Comienza el partido. Son las nueve de la noche y estoy medio tirado en la chaise longe con un vino crianza rioja y un platillo abarrotado de frutos secos sobre la mesita del salón. Parece que mi equipo, esta nueva temporada, ha comenzado con un poco más de chispa que la pasada.
El colegiado ha pitado el final y hemos ganado a uno de esos equipos que no acostumbran a perder. La catedral impone mucho y esos clubes suelen terminar escaldados. Viendo cómo los jugadores se retiran del campo me viene a la mente un recuerdo de hace algunos años, relacionado con ese deporte que enamora a casi todas las personas.
Vivíamos a finales del mes de agosto del año en que los portugueses superaron la Revolución de los claveles, pocos días después de que el presidente de Estados Unidos —el republicano Richard Nixon—, decidiera dimitir a causa del escándalo Watergate, o de que los franceses llorasen la muerte de su presidente George Pompidou, mientras aquí aún faltaba un año para que el franquismo dejase de estorbar. No hagan cábalas ni intenten asociar los hechos, se lo descubro yo: hablo del año1974.
Trabajaba en el hotel Carlton, en el centro de Bilbao, que entonces estaba dirigido por Don Manuel Padín, con el que a lo largo de un año hablé solo en dos ocasiones, una cuando me contrató y la otra cuando se despidió de todos para regresar a su añorada Galicia. Estábamos en medio de las corridas de toros generales de la Semana Grande y el ambiente entre los dirigentes no era muy agradable, pues era el segundo año consecutivo en que los toreros y sus cuadrillas habían decidido alojarse en el cercano hotel Ercilla, inaugurado dos años antes, rompiendo con una tradición de muchos años y que daba un gran prestigio al establecimiento. Digo los dirigentes porque los empleados, la mayoría jóvenes, pensábamos en otras cosas. Como ocurre en casi todos los ramos, teníamos muchos conocidos entre los trabajadores del hotel que quitaba el sueño a algunos, y estábamos en contacto para jugar un partido de futbol entre ellos y nosotros, con el fin de crear unos lazos que parecía difícil lograr.

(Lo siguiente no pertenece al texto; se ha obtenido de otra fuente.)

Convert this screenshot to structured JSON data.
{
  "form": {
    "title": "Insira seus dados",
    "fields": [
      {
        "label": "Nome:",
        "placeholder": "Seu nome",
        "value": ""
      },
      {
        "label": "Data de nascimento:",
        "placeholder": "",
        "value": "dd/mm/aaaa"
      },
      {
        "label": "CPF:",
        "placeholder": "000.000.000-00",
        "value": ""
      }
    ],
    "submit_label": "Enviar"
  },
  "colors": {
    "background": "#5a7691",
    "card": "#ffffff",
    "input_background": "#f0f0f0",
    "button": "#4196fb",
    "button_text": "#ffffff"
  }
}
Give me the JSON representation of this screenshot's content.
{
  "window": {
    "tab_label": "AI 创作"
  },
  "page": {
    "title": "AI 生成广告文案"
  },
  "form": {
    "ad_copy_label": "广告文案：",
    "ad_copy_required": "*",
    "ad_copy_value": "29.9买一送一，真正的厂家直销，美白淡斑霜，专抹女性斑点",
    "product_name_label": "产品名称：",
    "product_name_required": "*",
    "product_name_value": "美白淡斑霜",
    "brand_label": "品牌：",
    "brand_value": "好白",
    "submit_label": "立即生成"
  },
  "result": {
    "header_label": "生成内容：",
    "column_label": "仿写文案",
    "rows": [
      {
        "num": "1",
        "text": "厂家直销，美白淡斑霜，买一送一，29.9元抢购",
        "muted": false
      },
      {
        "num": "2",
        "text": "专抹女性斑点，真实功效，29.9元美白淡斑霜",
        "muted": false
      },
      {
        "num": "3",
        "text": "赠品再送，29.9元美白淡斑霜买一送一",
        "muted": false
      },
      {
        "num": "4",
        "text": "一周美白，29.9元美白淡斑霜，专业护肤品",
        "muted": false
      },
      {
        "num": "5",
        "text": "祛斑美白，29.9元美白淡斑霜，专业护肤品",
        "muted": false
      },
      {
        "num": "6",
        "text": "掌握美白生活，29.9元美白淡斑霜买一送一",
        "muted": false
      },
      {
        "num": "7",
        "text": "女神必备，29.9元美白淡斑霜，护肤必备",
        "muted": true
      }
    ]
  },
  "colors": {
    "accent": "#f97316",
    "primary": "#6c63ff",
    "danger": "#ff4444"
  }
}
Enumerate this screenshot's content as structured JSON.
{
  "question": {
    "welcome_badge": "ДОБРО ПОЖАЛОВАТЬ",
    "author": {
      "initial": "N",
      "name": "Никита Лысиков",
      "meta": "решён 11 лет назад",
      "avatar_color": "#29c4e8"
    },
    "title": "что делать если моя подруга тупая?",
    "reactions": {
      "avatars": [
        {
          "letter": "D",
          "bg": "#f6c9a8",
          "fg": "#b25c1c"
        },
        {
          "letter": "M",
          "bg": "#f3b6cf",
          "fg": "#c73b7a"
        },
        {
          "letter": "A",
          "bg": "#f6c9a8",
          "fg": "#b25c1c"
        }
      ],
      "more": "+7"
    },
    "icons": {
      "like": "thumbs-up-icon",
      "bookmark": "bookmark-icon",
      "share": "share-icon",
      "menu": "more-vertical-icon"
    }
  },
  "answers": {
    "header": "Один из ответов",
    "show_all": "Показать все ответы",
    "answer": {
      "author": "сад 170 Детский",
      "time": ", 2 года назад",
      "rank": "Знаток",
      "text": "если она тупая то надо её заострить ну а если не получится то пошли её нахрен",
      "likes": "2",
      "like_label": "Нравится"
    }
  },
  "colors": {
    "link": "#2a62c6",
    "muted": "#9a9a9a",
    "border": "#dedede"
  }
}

Transcurrió un tiempo y acordamos jugar el encuentro una semana antes de Navidad. Ya teníamos decidida la alineación: Carmelo, Fermín, Zamorano, Amancio (no era el del Madrid, éste era mejor) y así hasta once. Los hoteles se encargaron de las equipaciones, al tiempo que el ambiente se caldeaba y parecía que estaban en juego tanto el honor como el futuro de ambas empresas. El trofeo fue la única adquisición que hicimos los empleados.
Y llegó el día esperado. El lugar elegido fue el campo del colegio de los Salesianos de Deusto. Amaneció una mañana fría y, como eran fechas de poca actividad, el director ofreció la mañana libre a la mayor parte de la plantilla, por lo que había bastantes personas dispuestas a presenciar el choque, o lo que fuera. El autobús nos llevó hasta la puerta del vestuario. Nos acompañaba el maître, que hacía las veces de entrenador. No recuerdo su nombre pero era como una roca, con más de dos metros y ancho como tres de nosotros.
Una vez uniformados y ya dispuestos a cumplir nuestro propósito, que no era otro que la venganza eterna ante los que nunca debieron trabajar para el Ercilla (fue lo que nos inculcaron en las fechas precedentes), el maître nos endiñó, a cada uno sin excepción, un chupito de la botella de güisqui Dyc que llevaba en el bolsillo del abrigo—«para que comencéis calientes»—. Cuando el árbitro pitó el final de la primera parte ya ganábamos por un gol de diferencia. La roca nos felicito y nos instó a seguir jugando como hasta entonces al tiempo que preparaba otra ronda de chupitos y abría otra botella—«para que no os quedéis fríos»—. Finalizó el partido y lo ganamos sin problemas. Nos entregaron el trofeo que habían custodiado ellos y, al llegar al vestuario, el responsable vació el resto del güisqui en la copa y entre cánticos nos duchamos y vestimos para volver a casa.
El autobús que nos llevaría hasta el hotel se retrasó un poco y cuando apareció subimos las escaleras a gatas y no dejamos una bolsa sin utilizar.